None of this changes the undesirability of having a coal strip mine located initially only three miles north of Eagle Pass City limits and only one mile from Deer Run, Pete Gallego Elementary School, Seco Mines Elementary School and parts of Seco Mines. If given a permit to operate, the mine will most likely continue to expand in future years to areas as close as one mile from the northern city limits of Eagle Pass.
The same hazards of air pollution and water pollution that impelled opposition to the mine still remain. The open pit mining will generate large amounts of dust, coal dust and silica which will blow into populated areas whenever the wind is from the north and from the daily 100 car train transporting the coal to Mexico through town. This will only worsen the already high incidence of COPD in the community. Further, the mine will discharge its wastewater into Elm Creek and then into the Rio Grande, two miles upriver of the City is municipal water intake. In the event of an accident or heavy rain which overtops the settling ponds at the mine site, pollutants would be released into the sole source of drinking water for 60,000 people in Maverick County and another 150,000 in Piedras Negras, Coahuila, Mexico. The annoyance and property damage caused by blasting at the mine to nearby residents and schools is another negative factor in this proposed operation.
Dos Republicas has stated that the life of the mine is at least eight (8) years and that coal reserves exist for 18 years of mining.
Dos Republicas is a wholly owned subsidiary of mining companies in Mexico such as Altos Hornos de Mexico(AHMSA) which have a questionable business and environmental record in that country.

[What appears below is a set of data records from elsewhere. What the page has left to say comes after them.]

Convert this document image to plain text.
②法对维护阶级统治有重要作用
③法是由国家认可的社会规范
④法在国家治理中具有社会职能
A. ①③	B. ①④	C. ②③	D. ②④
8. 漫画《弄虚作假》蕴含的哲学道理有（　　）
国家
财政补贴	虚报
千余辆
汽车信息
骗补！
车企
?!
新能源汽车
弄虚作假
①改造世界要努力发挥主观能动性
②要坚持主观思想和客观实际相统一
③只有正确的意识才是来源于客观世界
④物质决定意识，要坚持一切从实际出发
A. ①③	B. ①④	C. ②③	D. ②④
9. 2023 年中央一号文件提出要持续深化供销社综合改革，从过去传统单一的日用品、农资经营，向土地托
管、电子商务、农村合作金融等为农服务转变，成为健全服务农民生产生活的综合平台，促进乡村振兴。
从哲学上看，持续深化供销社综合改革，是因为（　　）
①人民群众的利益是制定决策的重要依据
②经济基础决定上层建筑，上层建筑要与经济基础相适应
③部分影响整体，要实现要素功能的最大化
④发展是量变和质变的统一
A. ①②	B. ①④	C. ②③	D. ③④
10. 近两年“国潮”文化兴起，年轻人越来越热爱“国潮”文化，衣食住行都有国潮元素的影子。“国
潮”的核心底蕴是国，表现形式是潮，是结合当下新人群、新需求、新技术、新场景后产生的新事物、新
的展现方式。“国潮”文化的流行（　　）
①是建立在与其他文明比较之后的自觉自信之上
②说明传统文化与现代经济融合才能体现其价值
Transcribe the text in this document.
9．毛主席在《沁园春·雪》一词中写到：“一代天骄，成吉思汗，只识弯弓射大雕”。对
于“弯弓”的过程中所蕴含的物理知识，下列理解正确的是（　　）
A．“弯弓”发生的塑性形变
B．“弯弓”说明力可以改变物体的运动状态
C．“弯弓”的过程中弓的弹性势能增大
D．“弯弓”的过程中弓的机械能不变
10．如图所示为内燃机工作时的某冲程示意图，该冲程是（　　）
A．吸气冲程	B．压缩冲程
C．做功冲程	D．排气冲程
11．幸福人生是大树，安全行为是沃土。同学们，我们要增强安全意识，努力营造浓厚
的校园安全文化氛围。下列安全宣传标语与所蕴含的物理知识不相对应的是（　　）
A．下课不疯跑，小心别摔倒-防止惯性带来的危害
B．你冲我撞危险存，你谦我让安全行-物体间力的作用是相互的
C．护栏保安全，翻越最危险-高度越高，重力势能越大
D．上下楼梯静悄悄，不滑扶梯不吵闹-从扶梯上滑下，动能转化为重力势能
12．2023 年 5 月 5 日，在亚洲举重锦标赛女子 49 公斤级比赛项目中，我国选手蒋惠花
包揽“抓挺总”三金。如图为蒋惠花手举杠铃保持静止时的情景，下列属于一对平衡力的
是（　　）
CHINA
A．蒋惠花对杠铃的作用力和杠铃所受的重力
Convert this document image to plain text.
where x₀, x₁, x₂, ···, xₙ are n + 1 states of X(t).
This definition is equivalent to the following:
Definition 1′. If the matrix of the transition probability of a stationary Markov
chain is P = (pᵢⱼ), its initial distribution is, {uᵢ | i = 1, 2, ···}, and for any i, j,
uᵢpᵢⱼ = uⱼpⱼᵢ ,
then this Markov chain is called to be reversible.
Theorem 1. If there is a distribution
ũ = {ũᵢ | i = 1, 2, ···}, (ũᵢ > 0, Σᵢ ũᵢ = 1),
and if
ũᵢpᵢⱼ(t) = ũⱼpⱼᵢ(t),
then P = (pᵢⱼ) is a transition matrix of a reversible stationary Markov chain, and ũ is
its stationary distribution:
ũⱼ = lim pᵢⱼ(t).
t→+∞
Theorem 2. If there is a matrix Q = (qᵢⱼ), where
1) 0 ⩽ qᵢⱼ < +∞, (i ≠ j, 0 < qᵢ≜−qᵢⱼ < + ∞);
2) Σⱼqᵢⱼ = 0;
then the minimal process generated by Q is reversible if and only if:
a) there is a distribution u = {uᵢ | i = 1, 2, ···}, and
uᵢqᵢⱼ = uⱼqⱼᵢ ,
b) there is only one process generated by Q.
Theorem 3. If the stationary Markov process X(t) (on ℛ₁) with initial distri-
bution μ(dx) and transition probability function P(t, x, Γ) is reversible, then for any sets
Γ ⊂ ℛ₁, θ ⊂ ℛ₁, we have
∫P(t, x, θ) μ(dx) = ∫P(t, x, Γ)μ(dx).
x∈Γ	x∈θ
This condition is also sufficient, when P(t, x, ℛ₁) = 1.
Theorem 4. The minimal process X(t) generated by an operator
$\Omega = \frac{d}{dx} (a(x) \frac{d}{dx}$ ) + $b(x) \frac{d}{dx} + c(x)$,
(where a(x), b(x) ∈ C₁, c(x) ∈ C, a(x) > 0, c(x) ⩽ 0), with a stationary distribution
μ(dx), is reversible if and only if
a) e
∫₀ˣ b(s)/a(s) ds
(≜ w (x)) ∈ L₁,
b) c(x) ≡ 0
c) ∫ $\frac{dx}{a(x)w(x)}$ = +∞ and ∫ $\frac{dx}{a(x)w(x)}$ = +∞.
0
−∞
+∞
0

They have stated that they intend to ship 100% of the coal mined here to Mexico to be burned in the electric power generating plants in Nava, Coahuila, Mexico. Thus, Texas will receive none of the energy benefit of this coal while we in Maverick County will suffer all of the adverse environmental and health consequences.
In a November 7, 2012 interview with the Piedras Negras Zocalo, Coahuila Governor Ruben Moreira stated that the coal industry in that state has brought “many disadvantages. In the matter of urban development, it has destroyed the growth of Sabinas, Cloete and Agujita” and “the matter of ecological damage is obvious.” He went on to say that the State and Federal governments in Mexico were working on an investigation of the possible involvement of organized crime in the state of Coahuila coal industry.
Those who may believe that the mine will be good for the economic growth of Eagle Pass should consider Governor Moreira’s remarks. What business person would locate a business in a town with a strip mine? Who would want to bring their family to live here, exposed to the pollution generated by the mine? Communities with open pit mines are universally regarded as being at the bottom of the economic ladder, the last place anyone would want to live in.
For all these reasons, the Maverick County Environmental and Public Health Association will continue to oppose the mine in whatever forum it is possible to do so. More than 8,300 residents of the County have signed petitions and letters opposing the mine and these have been forwarded to the Railroad Commission. Our elected officials at the Maverick County Commissioners’ Court and Eagle Pass City Council have already demonstrated their steadfast opposition to the mine by passing unanimous resolutions to that effect. We ask that they continue their opposition in order to protect the health and welfare of the citizens of Maverick County and the City of Eagle Pass.